Changes are occurring, albeit slowly. Jason Farr, senior vice president for the national physician placement firm Medicus, recalls that roughly a decade ago conversations with doctors about what a prospective employer was offering would come to an immediate halt the moment he noted a health system’s compensation model was based on a work relative-value unit, or RVU, measure.
“That was an immediate showstopper,” Farr said. “We couldn’t go anywhere further in the conversation because we would have to stop there, and educate them on what a work RVU is.”
Today, almost every physician is well-educated on RVUs and value-based compensation models, and many fully expect productivity and some sort of quality metric to be used to determine a bonus on top of their annual salaries, Farr said.
“We are seeing physicians these days are much more educated in how this all works than in the past,” he added.
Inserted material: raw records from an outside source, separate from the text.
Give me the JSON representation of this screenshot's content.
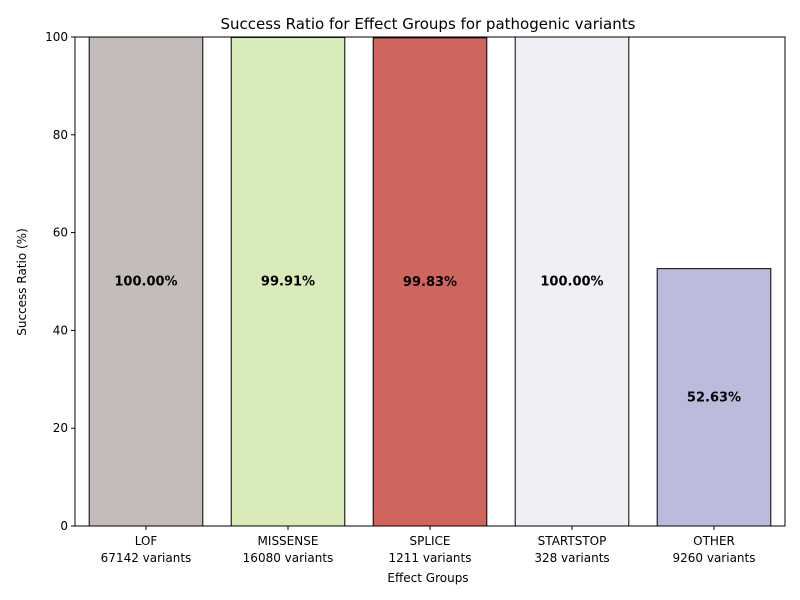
{
  "chart_data": {
    "type": "bar",
    "title": "Success Ratio for Effect Groups for pathogenic variants",
    "xlabel": "Effect Groups",
    "ylabel": "Success Ratio (%)",
    "ylim": [
      0,
      100
    ],
    "yticks": [
      0,
      20,
      40,
      60,
      80,
      100
    ],
    "grid": false,
    "categories": [
      "LOF",
      "MISSENSE",
      "SPLICE",
      "STARTSTOP",
      "OTHER"
    ],
    "subcategories": [
      "67142 variants",
      "16080 variants",
      "1211 variants",
      "328 variants",
      "9260 variants"
    ],
    "values": [
      100.0,
      99.91,
      99.83,
      100.0,
      52.63
    ],
    "value_labels": [
      "100.00%",
      "99.91%",
      "99.83%",
      "100.00%",
      "52.63%"
    ],
    "colors": [
      "#c4bcbb",
      "#d7ecb8",
      "#cf665d",
      "#efeff5",
      "#bbbcdd"
    ],
    "edge_color": "#000000"
  }
}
Greater awareness among physicians reflects how many are trying to prepare for the transition to value-based payment models despite uncertainties that still linger around what impact Medicare reimbursement changes will have on their incomes.
Though much attention has been given in the past few
years to the shortages within primary care, there are signs that the demand for medical specialties is also on the rise, which some feel will result in higher salaries over the next year.
Annual income increased for 20 out of 23 medical specialties in 2017, with plastic surgery experiencing the largest year-over-year rise at 6.8% compared with 2016. Non-invasive cardiology saw the largest decline, 4.3%.
“We have a ubiquitous physician shortage,” Singleton said. “You cannot say it’s one segment over another anymore.”
Singleton said that a confluence of factors, such as a highly competitive market, the trend of more physicians opting to work at larger health systems, and a focus on quality rather than productivity has created a favorable market for physicians to make demands for incentives— such as signing bonuses, medical school loan forgiveness, relocation expenses and flexible work schedules—that have become standard for many hospitals that need to recruit talent.
But Farr said the high level of competition for profession- als has prompted a number of providers over the past year to begin to offer inducements that go outside the normal array of perks.
One of the more popular among rural providers has been offering a housing allowance structured either as a monthly stipend or a lump sum for a house down payment, in addition to a signing bonus.
Farr said some providers have even purchased homes to offer rent-free to physicians for the first six months to a year of their employment. “It’s an incredible recruiting incentive,” he said.
Other inducements have included free child-care assistance, car allowances as an incentive for doctors in more rural areas to travel to satellite clinics, and concierge and financial planning services.
Such incentives are some of the ways providers of all sizes can compete against the bigger systems that can offer the largest salary packages.
“It can no longer be safe to assume that the highest offer
● will get the candidate,” Farr said. “That’s just not the case.”